Yoshiko Wada (31). Viuda de Ijii Wada. La señora Wada estaba embarazada cuando murió su marido. Su hija, Asuka, nació poco después. Salimos a cenar. Se moría de ganas de ir a trabajar al día siguiente. Se había tomado libre el viernes, pero se acercaba el 1 de abril, la fecha en la que debía finalizar la obra y tenerlo todo preparado, y que ocupaba sus pensamientos. Aquel lunes iban a celebrar algo. Estaba impaciente.

Creo que tuvo una premonición. Después de desayunar me dijo: “Si alguna vez me ocurre algo, ya sabes que tienes que resistir y luchar”. Lo dijo como si nada, me pilló completamente desprevenida. Le pregunté: “¿Por qué dices eso?”. Resulta que en la nueva oficina iban a instaurar un sistema de turnos de trabajo y tendría que dormir fuera de casa dos noches. Algunos días ya no podría volver y quería estar seguro de que era capaz de arreglármelas yo sola. De todos modos, si tenía que pasar dos noches fuera, eso quería decir que tendría tres días libres que podría aprovechar para estar con el bebé. Era una perspectiva maravillosa.

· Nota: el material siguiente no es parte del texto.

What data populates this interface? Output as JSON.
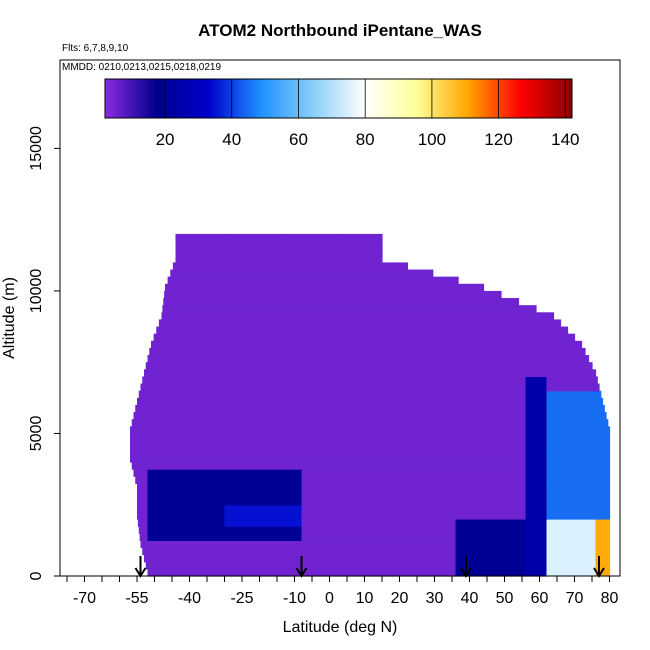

Salió de casa a las 7:30. Me despedí de él, fregué las cosas del desayuno, me entretuve un rato con esto y aquello y me senté a ver un programa matutino. En la tele aparecieron unos subtítulos en los que informaban de un incidente en la estación de Tsukiji. No me preocupé, porque creía recordar que me había dicho que iba a tomar la línea Marunouchi. A las 9:30 me llamaron de la empresa: “Al parecer se ha visto atrapado en todo ese lío”, me dijeron. Al cabo de un rato llamaron de nuevo: “Le han llevado al Hospital de Nakajima. Le daremos todos los detalles para que pueda ponerse en contacto con él directamente”. Llamé de inmediato, pero en el hospital reinaba una confusión total: “Ni siquiera podemos decirle quiénes están aquí ingresados”, me dijeron antes de colgar.

Justo antes de las 10 volvieron a llamar: “Su marido está grave. Venga al hospital lo antes posible”. Estaba a punto de salir de casa cuando sonó de nuevo el teléfono: “Lamento comunicarle que su marido acaba de fallecer”. Creo que fue su jefe el que llamó. No dejaba de repetir: “Mantenga la calma señora Wada, mantenga la calma”.

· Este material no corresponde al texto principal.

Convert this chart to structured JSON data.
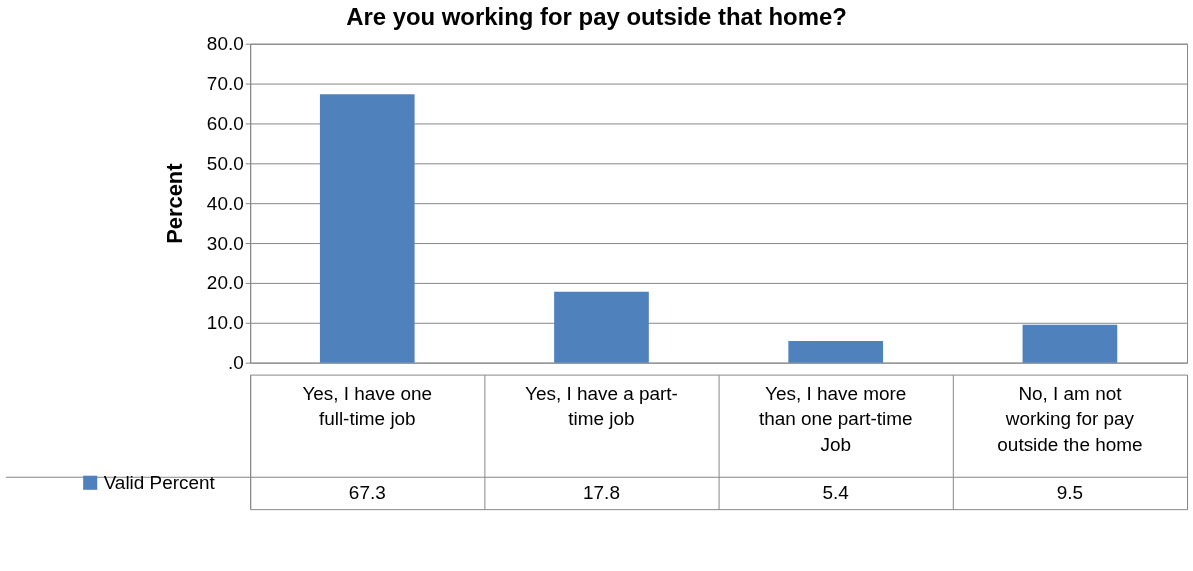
{
  "chart_data": {
    "type": "bar",
    "title": "Are you working for pay outside that home?",
    "ylabel": "Percent",
    "categories": [
      "Yes, I have one full-time job",
      "Yes, I have a part-time job",
      "Yes, I have more than one part-time Job",
      "No, I am not working for pay outside the home"
    ],
    "series": [
      {
        "name": "Valid Percent",
        "color": "#4f81bd",
        "values": [
          67.3,
          17.8,
          5.4,
          9.5
        ]
      }
    ],
    "ylim": [
      0,
      80
    ],
    "yticks": [
      {
        "value": 0,
        "label": ".0"
      },
      {
        "value": 10,
        "label": "10.0"
      },
      {
        "value": 20,
        "label": "20.0"
      },
      {
        "value": 30,
        "label": "30.0"
      },
      {
        "value": 40,
        "label": "40.0"
      },
      {
        "value": 50,
        "label": "50.0"
      },
      {
        "value": 60,
        "label": "60.0"
      },
      {
        "value": 70,
        "label": "70.0"
      },
      {
        "value": 80,
        "label": "80.0"
      }
    ],
    "grid": "y",
    "data_labels": true,
    "legend": "bottom left"
  }
}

Aquella hora en el taxi fue una auténtica tortura. El corazón me latía tan fuerte que pensaba que se me iba a salir por la boca. Pensé: “¿Qué hago si el bebé nace ahora?”. Pero también pensé: “No puedo estar segura hasta que vea su cara. No lo creeré hasta que lo vea con mis propios ojos. Es imposible que haya sucedido una cosa así.

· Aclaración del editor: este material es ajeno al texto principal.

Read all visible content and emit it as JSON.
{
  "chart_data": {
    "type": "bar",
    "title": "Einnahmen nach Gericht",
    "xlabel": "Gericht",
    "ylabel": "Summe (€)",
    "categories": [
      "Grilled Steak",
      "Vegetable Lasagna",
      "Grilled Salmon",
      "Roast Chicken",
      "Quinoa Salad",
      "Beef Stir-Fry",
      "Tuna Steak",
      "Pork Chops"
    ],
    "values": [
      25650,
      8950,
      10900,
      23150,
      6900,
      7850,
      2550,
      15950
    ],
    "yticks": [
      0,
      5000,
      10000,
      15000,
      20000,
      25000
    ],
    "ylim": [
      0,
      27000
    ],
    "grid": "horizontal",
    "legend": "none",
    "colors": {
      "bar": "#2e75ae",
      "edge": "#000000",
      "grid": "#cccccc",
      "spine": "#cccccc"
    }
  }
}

“Era como un experimento con seres humanos”

Hajime Masutani (1969). Masutani nació en 1969, en la prefectura de Kanagawa. Su familia era “de lo más normal”, pero él empezó a sentirse extraño y acabó casi sin hablar. No le gustaban los deportes ni la escuela pero sí dibujar. estudió arquitectura. Miembros de algunas nuevas religiones se pusieron en contacto con él. Aum Shinrikyo era la más atractiva y se adhirió. Después del atentado criticó algunas decisiones de Aum y lo encerraron incomunicado. Se sentía en peligro y huyó. Por eso lo expulsó Aum.

“Otra nueva práctica de aprendizaje era colgar a la gente boca abajo. Todo el que violaba los mandamientos era atado por los pies con cadenas y colgado boca abajo. Dicho así no parece muy grave, pero era tortura, ni más ni menos. La sangre le chorreaba a uno piernas abajo y parecía que te las fueran a arrancar. Violar los mandamientos abarcaba desde romper el voto de castidad teniendo relaciones con una chica hasta que sospecharan que éramos espías o teníamos tebeos… El cuarto en el que yo trabajaba entonces estaba justo debajo del dojo de Fuji y oía los gritos de la gente, verdaderos alaridos de dolor, gente gritando: “¡Matadme! ¡Evitadme este sufrimiento…!” Eran gritos casi inhumanos, como los que daría alguien sometido a un dolor atroz. “¡Maestro, maestro, ayúdame! ¡No lo haré más!” Cuando oía esto, se me ponían los pelos de punta. No me explicaba qué sentido tenía aquellos. Pero lo más extraño es que muchas de las personas que fueron tratadas así siguen en Aum. Los torturaron, estuvieron a punto de morir, y pensaron: “Fui capaz de superar las pruebas que me pusieron. ¡Gracias, oh, gurú!”